China now does a lot of our manufacturing. One would have to ask the question, how hard is it to put a back door into networking equipment when you are manufacturing it? Spying using hardware is nothing new. During the cold war, the US installed cameras inside Xerox machines that were installed at the Russian embassy.

Also, what better way to compromise a network than to infiltrate equipment that has backdoors in it? Cisco recently made news by a security flaw in its built in backdoor called Lawful Intercept. This allows law enforcement to view data on the device without leaving any trace that the device had been monitored. Could the counterfeit equipment have this feature tampered with?

I just find it very disturbing that someone from Saudi Arabia is trying to sell the military counterfeit equipment to be sent into an area of operation. It begs the question, is equipment that has been compromised already placed in military and government locations?

Building Systems at Risk Due to Cisco Bug

Cisco warned today of vulnerabilities in their Cisco Network Building Mediator products. These products are used to remotely connect building systems to an IT controled monitoring panel. The system controls building lighting, HVAC, security and energy systems.

According to an article on The Register:

No authentication is required to read the system configuration files, making it possible for outsiders to take control of a building’s most critical control systems.

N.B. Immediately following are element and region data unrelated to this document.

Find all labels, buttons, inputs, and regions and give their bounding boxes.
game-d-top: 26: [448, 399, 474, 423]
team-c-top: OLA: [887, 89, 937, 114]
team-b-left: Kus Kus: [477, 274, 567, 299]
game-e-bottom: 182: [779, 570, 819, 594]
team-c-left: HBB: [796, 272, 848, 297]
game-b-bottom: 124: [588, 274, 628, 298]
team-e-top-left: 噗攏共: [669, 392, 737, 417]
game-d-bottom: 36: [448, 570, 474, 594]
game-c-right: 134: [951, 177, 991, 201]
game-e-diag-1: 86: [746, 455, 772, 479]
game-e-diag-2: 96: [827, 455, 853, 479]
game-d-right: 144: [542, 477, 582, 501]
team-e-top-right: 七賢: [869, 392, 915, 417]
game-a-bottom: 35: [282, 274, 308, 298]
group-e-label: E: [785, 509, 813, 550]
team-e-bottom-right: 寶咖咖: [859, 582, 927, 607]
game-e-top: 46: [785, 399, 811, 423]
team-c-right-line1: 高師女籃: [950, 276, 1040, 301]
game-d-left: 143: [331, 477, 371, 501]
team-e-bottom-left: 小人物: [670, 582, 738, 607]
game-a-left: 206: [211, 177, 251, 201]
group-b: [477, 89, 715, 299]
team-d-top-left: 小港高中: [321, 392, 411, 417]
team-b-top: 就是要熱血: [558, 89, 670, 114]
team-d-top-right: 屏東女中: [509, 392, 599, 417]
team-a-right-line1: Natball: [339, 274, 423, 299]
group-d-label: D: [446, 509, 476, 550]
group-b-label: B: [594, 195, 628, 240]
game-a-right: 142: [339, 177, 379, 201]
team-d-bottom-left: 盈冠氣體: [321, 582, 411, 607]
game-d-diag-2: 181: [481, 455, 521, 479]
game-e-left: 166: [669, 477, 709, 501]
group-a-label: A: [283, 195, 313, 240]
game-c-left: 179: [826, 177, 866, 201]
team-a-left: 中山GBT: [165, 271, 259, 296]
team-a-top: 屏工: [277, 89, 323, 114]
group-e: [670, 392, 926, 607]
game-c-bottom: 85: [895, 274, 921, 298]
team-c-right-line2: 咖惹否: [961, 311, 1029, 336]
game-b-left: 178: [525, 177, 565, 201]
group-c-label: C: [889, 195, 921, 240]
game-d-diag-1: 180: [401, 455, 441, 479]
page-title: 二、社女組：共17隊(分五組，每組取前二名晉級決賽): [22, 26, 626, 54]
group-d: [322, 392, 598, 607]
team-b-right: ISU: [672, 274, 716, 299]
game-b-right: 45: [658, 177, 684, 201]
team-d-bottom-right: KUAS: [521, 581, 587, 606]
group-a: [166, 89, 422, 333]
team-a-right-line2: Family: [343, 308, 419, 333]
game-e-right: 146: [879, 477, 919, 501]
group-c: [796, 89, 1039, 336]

“Successful exploitation of any of these vulnerabilities could result in a malicious user taking complete control over an affected device,” a Cisco advisory stated. The notice also warned that the vulnerabilities are present in the legacy products from Richards-Zeta, the Cisco-acquired company that originally designed the system. The bugs were discovered during internal testing.
When I worked at an electrical engineering company, these devices were just coming out. The ones that I saw were simpler and only read data, they did not allow remote control. They were interesting because management could see realtime on their desktop what the building energy supply and loads were. The were great for forecasting energy use and supply.
 
Allowing control of these systems via computer was the next logical step, but bugs allowing a hacker remote control of your electric and lighting is a serious issue, especially in large metropolis buildings.